= Saint Lawrence rift system =

Seismically active zone paralleling the Saint Lawrence River

The Saint Lawrence rift system is a seismically active zone paralleling the Saint Lawrence River. The rift system trends northeast and southwest and forms a half-graben that links the Ottawa-Bonnechere and the Saguenay grabens. The rift system extends more than 1000 km along the Saint Lawrence valley from the Ottawa – Montreal area. Within the system, fault reactivation is believed to occur along late Proterozoic to early Paleozoic normal faults related to the opening of the Iapetus Ocean.

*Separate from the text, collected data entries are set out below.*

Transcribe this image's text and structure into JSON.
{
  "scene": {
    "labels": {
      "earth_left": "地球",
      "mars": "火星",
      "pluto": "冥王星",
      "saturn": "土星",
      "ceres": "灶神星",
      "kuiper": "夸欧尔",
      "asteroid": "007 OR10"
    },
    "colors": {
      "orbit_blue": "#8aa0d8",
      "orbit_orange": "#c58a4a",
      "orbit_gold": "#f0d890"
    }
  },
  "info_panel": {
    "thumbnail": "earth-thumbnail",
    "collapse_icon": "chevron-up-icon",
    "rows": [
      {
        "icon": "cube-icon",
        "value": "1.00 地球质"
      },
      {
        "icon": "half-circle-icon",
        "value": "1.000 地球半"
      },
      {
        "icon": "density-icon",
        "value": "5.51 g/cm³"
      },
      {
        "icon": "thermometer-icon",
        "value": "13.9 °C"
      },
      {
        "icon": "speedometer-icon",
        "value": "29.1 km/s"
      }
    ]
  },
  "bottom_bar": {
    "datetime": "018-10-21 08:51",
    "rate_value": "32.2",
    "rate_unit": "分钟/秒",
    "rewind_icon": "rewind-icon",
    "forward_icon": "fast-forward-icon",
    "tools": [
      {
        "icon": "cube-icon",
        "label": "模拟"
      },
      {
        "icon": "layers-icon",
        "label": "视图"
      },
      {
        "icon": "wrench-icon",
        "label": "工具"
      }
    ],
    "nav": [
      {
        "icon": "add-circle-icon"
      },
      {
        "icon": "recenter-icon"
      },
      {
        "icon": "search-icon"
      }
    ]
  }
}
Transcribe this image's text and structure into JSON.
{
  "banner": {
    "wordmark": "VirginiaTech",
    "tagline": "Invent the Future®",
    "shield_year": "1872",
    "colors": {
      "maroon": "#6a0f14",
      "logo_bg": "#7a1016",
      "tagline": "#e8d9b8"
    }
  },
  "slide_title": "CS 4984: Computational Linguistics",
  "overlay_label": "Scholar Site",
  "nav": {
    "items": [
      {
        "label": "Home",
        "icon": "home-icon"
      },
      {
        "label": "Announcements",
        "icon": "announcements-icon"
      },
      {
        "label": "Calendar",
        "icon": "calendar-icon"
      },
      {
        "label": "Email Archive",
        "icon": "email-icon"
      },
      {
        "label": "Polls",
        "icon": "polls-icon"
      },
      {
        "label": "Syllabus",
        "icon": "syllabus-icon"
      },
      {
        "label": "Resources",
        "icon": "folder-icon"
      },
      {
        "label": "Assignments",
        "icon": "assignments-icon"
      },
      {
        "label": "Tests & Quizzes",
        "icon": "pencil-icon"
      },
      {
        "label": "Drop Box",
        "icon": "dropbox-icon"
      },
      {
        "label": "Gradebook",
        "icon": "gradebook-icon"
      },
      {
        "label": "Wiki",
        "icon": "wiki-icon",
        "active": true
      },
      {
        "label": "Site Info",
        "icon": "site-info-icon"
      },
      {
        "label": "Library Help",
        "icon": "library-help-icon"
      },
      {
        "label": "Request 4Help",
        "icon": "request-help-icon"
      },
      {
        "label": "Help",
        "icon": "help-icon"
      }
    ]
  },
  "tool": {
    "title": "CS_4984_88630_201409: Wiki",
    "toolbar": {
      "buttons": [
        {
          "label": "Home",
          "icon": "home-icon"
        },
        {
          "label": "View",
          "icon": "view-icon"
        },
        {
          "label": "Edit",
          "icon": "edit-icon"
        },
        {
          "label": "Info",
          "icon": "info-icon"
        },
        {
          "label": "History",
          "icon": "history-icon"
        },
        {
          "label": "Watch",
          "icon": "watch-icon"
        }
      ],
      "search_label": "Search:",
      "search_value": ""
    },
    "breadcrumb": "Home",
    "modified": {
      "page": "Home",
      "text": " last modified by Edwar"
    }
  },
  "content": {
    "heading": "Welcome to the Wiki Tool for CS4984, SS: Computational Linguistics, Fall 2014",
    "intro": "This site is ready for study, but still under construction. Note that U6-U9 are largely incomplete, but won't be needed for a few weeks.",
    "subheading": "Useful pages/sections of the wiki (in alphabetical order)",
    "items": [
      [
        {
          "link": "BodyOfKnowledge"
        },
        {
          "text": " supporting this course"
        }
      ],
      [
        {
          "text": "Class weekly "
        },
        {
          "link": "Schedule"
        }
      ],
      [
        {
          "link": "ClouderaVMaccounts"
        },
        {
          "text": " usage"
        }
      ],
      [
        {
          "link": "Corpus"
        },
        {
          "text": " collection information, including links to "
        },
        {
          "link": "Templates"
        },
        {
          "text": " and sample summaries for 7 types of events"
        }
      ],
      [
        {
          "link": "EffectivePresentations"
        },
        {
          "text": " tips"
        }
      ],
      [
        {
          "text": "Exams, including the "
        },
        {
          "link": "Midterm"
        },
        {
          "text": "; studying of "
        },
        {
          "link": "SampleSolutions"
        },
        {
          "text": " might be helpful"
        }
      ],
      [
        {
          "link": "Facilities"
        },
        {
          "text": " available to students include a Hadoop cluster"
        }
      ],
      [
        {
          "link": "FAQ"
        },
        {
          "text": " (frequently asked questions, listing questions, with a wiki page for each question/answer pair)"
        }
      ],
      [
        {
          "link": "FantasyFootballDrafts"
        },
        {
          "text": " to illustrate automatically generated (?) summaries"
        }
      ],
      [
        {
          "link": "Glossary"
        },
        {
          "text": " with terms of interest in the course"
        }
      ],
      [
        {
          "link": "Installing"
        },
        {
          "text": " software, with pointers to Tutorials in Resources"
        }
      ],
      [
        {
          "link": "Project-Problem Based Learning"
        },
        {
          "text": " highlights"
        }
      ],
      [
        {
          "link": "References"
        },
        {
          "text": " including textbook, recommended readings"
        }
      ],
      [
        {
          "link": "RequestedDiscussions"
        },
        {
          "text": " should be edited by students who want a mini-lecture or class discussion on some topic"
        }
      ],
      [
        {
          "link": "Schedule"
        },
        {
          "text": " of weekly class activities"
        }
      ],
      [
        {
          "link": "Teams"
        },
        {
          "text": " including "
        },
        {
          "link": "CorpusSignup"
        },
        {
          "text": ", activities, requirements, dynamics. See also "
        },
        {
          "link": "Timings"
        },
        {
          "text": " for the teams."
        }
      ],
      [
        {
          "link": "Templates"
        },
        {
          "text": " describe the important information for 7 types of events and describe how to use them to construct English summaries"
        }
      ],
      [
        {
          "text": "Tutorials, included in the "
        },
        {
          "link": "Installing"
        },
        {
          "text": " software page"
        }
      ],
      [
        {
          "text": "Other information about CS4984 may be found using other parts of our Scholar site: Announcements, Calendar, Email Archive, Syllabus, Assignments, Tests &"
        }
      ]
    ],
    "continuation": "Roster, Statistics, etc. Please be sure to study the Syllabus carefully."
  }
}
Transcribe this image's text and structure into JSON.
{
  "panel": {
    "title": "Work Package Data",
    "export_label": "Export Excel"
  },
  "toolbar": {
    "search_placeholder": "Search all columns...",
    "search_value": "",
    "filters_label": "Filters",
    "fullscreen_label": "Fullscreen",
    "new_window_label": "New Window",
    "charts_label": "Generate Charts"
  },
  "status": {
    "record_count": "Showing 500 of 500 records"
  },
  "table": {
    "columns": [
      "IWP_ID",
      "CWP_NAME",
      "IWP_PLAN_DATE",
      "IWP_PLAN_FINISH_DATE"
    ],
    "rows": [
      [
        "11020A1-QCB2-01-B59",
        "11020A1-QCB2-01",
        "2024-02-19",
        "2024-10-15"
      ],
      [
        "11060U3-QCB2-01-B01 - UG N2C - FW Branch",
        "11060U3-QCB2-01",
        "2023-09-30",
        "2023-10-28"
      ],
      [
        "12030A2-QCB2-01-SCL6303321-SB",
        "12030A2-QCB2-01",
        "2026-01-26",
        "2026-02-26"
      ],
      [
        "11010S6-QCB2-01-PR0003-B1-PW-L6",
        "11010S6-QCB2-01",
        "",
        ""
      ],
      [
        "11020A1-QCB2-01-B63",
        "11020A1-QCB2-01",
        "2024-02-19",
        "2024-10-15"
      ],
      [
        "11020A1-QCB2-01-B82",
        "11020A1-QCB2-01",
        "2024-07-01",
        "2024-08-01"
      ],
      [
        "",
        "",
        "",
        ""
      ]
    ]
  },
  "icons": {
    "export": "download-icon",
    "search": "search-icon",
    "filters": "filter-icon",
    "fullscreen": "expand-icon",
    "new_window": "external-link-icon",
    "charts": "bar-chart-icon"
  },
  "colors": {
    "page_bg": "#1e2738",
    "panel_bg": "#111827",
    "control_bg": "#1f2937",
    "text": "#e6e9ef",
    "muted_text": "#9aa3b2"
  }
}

Two significant historically active seismic zones occur along this system associated with northwest trending intersecting graben structures. The Charlevoix region has been the location of at least five magnitude six or larger earthquakes over the last 350 years, including the 1925 Charlevoix–Kamouraska earthquake. At the Lower St Lawrence zone the largest recorded earthquakes are about magnitude five. Seismic studies indicate a crustal convergence across the Saint Lawrence valley of about 0.5 mm per year.

The earthquakes of the Charlevoix seismic zone are thought to be related to the re-activation of ancient fault structures by the Charlevoix impact event.

Post-glacial rebound is also a cause of earthquakes in the St. Lawrence lowlands.